Drivers unhappy with roaming cattle

Free-roaming livestock are raising the ire of motorists in the Komani area  Picture: BHONGO JACOB
Free-roaming livestock are raising the ire of motorists in the Komani area Picture: BHONGO JACOB

HERDS of free-roaming cattle in the Komani area have raised the ire of locals, who say the animals pose a danger to motorists.
Several residents have approached The Rep, expressing concern over the large number of livestock – many unattended – roaming the area.
Resident Malixole Khoboni said commuters often had to wait for cows to cross the road.
“At times you find cars waiting for the cattle to pass,” Khoboni said.
“It is not good, particularly in the morning, because people might be late for work.”
A resident, who did not want to be named, said the livestock was a major problem in the Sandringham residential area.
“Action has to be taken before something bad happens.
“Accidents have happened as a result of cattle wandering the streets. I do not have a high wall and they just come into my yard. It is time our leaders wake up and realise this is an urban area and there are rules people have to abide by.”
Caltex garage manager Andre Bester said the problem had a negative impact on businesses in the area.
“We have reported this several times to the traffic department and nothing has been done.
“Every morning and afternoon the cattle disrupt the traffic,” he said.
Resident Thabo Vali said this was a sign of disrespect by citizens. “This is a serious problem. We wake up with cows sleeping on our lawns and it is a danger to cars, especially on the N6. We spoke to our councillor but we do not know what is happening.”
A herdsman, who did not want to give his name or the details of his employer, said: “When I was asked to look after the cattle I accepted. They do not cause problems all the time, only when they cross the street. People must stop hooting at us as if it’s a crime.”
Community Police Forum community relations officer Tim de Jongh says there have been a number of accidents involving livestock on the roads.
“It is unlawful to allow livestock to roam in an urban area. It is extremely dangerous, especially at night, as drivers are not expecting livestock on public roads and definitely not in town.

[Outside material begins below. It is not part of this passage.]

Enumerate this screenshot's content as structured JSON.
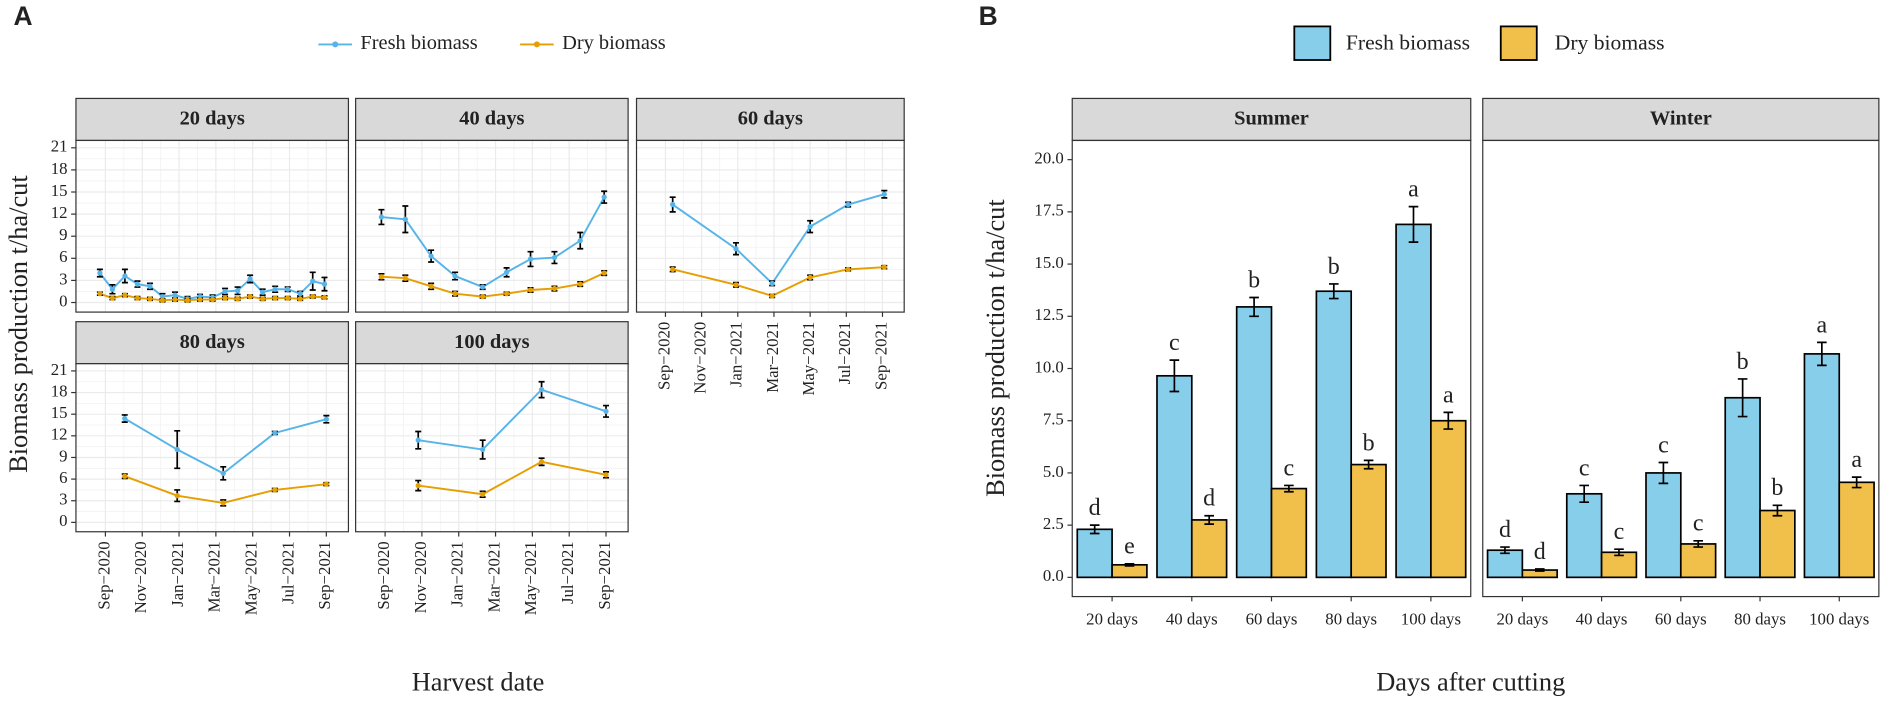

I get calls on a regular basis to have the livestock removed.”
Enoch Mgijima spokesman Fundile Feketshane said: “In urban, peri-urban and rural areas there is general control on animals so that they do not disrupt the environment.
“Kraals are built, dipping tanks and their grazing land is fenced as normal and according to generic standards [sic].”
He said it was “sometimes unfortunate” that such animals went astray without being monitored, resulting in accidents.
“Our municipality endeavours to encourage their owners to keep a closer check on them.”